Offshore Fish

Sampson Fish

Sambos are generally caught up north of South West Rocks in the cooler months starting in June. Some years are better than others and these brutes can often turn up out of nowhere. They’re closely related to kingfish, but with a higher body and mottled markings alongside.

Dusky flathead from South West Rocks


Flathead are of one species or another are caught in virtually every habitat we fish. ‘Duskies’ as they are known live in the Macleay River and grow over a meter in length. Sand flatties and blue spotted are out on the flat bottom and rubble. Marbled and armour headed around the reef edges and tigers in the deep. They’re all yummy!

Mangrove Jack

During the warmer months these red devils are found along the river break walls. We generally target them drifting live baits employing a heavy handed “first round knockout” approach – jacks are dirty fighters and will have you cut off under a rock in no time.


Wahoo as the name suggests are truly crazy. The first run is like hooking your line to a jet ski, and the direction changes during the fight cause most anglers to loose contact, and often loose the fish. Similar looking to a mackerel but with a sharper snout, sharper teeth and thick vertical blue zebra stripes.

Venus Tuskfish

The Venus Tuskfish is one of the most attractive species we target, frequenting the heavy coral incrusted reefs to our north. They will take lures and bait, and taste as good as they look!

Longtail Tuna

Longtails are a true inshore tuna species. They’re almost year round but are most common through autumn and winter in our neighbourhood. Exceptionally hard fighting, the meat is best done as sashimi or pan seared and left raw in the centre.

Yellowfin Tuna

Yellowfin Tuna have bounced back somewhat along the east coast in recent years. The large models are primarily targeted in South West Rocks during cooler months, whilst the small “jelly been” sized fish (3 to 15kg) are prolific inshore during summer and autumn when the water is clean.

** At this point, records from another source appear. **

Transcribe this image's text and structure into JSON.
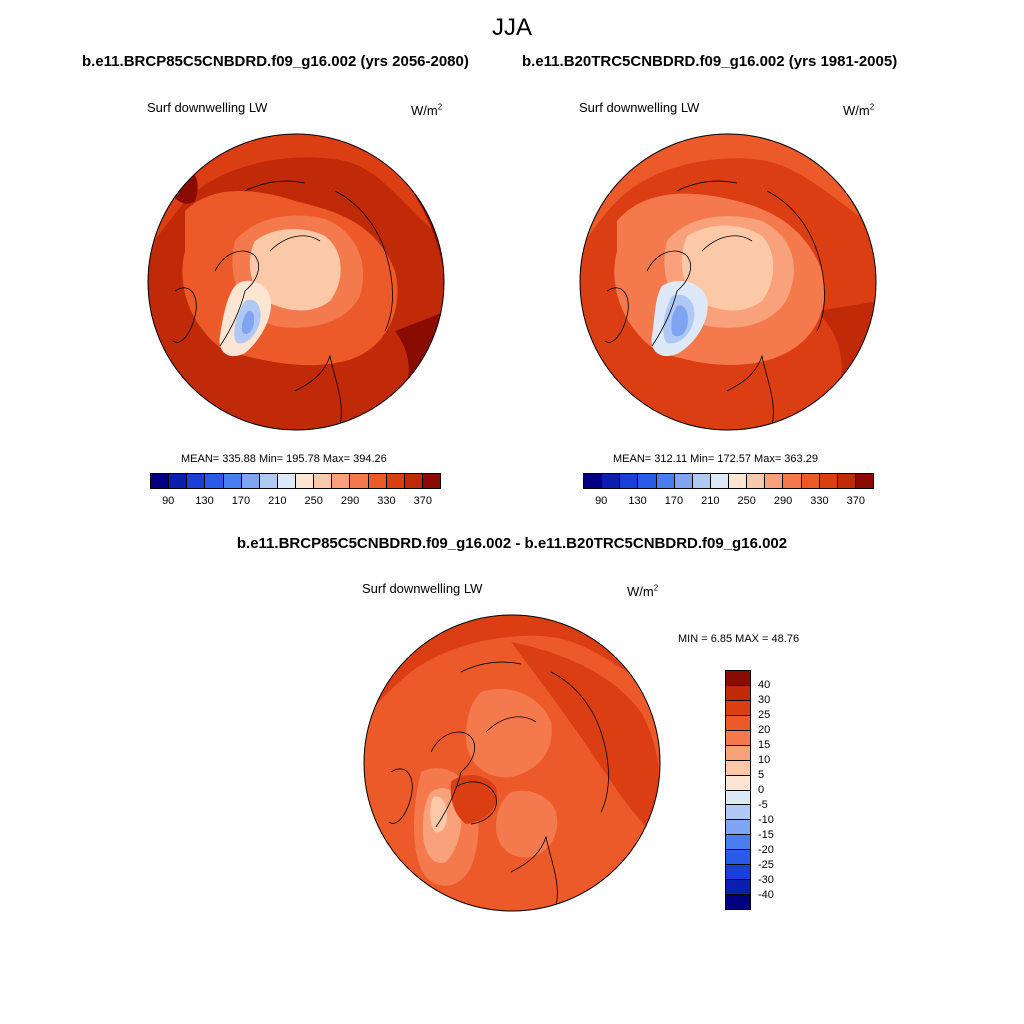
{
  "season": "JJA",
  "panels": {
    "left": {
      "run_title": "b.e11.BRCP85C5CNBDRD.f09_g16.002 (yrs 2056-2080)",
      "variable": "Surf downwelling LW",
      "units_base": "W/m",
      "units_exp": "2",
      "stats_text": "MEAN= 335.88  Min= 195.78  Max= 394.26",
      "mean": 335.88,
      "min": 195.78,
      "max": 394.26
    },
    "right": {
      "run_title": "b.e11.B20TRC5CNBDRD.f09_g16.002 (yrs 1981-2005)",
      "variable": "Surf downwelling LW",
      "units_base": "W/m",
      "units_exp": "2",
      "stats_text": "MEAN= 312.11  Min= 172.57  Max= 363.29",
      "mean": 312.11,
      "min": 172.57,
      "max": 363.29
    },
    "diff": {
      "title": "b.e11.BRCP85C5CNBDRD.f09_g16.002 - b.e11.B20TRC5CNBDRD.f09_g16.002",
      "variable": "Surf downwelling LW",
      "units_base": "W/m",
      "units_exp": "2",
      "stats_text": "MIN =   6.85 MAX =  48.76",
      "min": 6.85,
      "max": 48.76
    }
  },
  "abs_colorbar": {
    "tick_labels": [
      "90",
      "130",
      "170",
      "210",
      "250",
      "290",
      "330",
      "370"
    ],
    "colors": [
      "#000080",
      "#0a1fb0",
      "#1a3fd8",
      "#2a5be8",
      "#4a7df0",
      "#7fa4f2",
      "#b0c8f4",
      "#dde8f8",
      "#fde5d4",
      "#fbc8a8",
      "#f8a17a",
      "#f47a4e",
      "#ec5a2a",
      "#dc3e14",
      "#c02a08",
      "#8a0b02"
    ]
  },
  "diff_colorbar": {
    "tick_labels": [
      "40",
      "30",
      "25",
      "20",
      "15",
      "10",
      "5",
      "0",
      "-5",
      "-10",
      "-15",
      "-20",
      "-25",
      "-30",
      "-40"
    ],
    "colors": [
      "#8a0b02",
      "#c02a08",
      "#dc3e14",
      "#ec5a2a",
      "#f47a4e",
      "#f8a17a",
      "#fbc8a8",
      "#fde5d4",
      "#dde8f8",
      "#b0c8f4",
      "#7fa4f2",
      "#4a7df0",
      "#2a5be8",
      "#1a3fd8",
      "#0a1fb0",
      "#000080"
    ]
  }
}
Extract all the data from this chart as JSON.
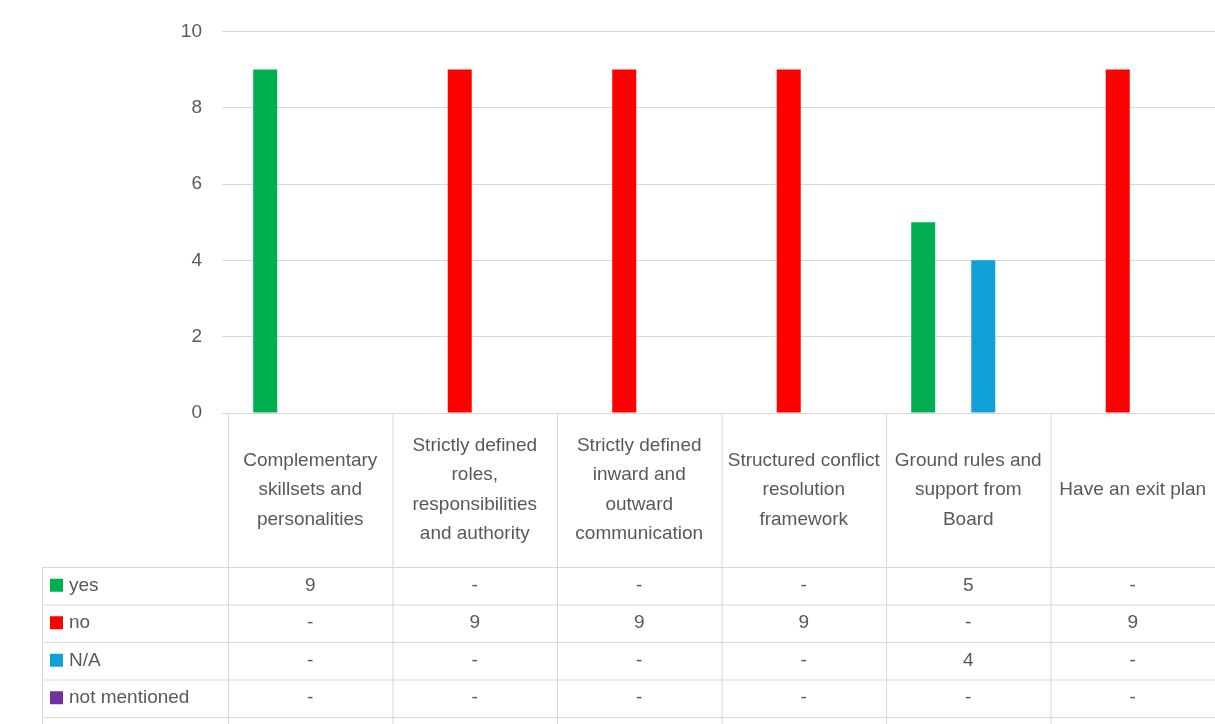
{
  "chart_data": {
    "type": "bar",
    "categories": [
      "Complementary skillsets and personalities",
      "Strictly defined roles, responsibilities and authority",
      "Strictly defined inward and outward communication",
      "Structured conflict resolution framework",
      "Ground rules and support from Board",
      "Have an exit plan"
    ],
    "series": [
      {
        "name": "yes",
        "color": "#00b050",
        "values": [
          9,
          0,
          0,
          0,
          5,
          0
        ],
        "value_labels": [
          "9",
          "-",
          "-",
          "-",
          "5",
          "-"
        ]
      },
      {
        "name": "no",
        "color": "#ff0000",
        "values": [
          0,
          9,
          9,
          9,
          0,
          9
        ],
        "value_labels": [
          "-",
          "9",
          "9",
          "9",
          "-",
          "9"
        ]
      },
      {
        "name": "N/A",
        "color": "#10a0d8",
        "values": [
          0,
          0,
          0,
          0,
          4,
          0
        ],
        "value_labels": [
          "-",
          "-",
          "-",
          "-",
          "4",
          "-"
        ]
      },
      {
        "name": "not mentioned",
        "color": "#7030a0",
        "values": [
          0,
          0,
          0,
          0,
          0,
          0
        ],
        "value_labels": [
          "-",
          "-",
          "-",
          "-",
          "-",
          "-"
        ]
      }
    ],
    "ylim": [
      0,
      10
    ],
    "yticks": [
      0,
      2,
      4,
      6,
      8,
      10
    ],
    "grid": "y",
    "legend": "bottom"
  }
}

Cobia or ‘black kingfish’ are one strange critter! They aren’t fussy eaters and will munch most things, including crabs, and can be found from way up the river and estuary to offshore reefs and wrecks during warmer months. Quite often found swimming alongside large rays and sharks, they grow to massive sizes in their own right


Teraglin fish look very similar to mulloway with a few obvious differences. The mouth inside is yellow orange, the tail is concave instead of convex and the body is softer with lighter scales. They taste delicious battered in my opinion!

Pearl Perch

Pearl Perch are normally found over the deeper reefs but will come in quite close during winter. Very popular amongst fishos for their eating qualities, we frequently catch them on lures and bait during the second half of the year.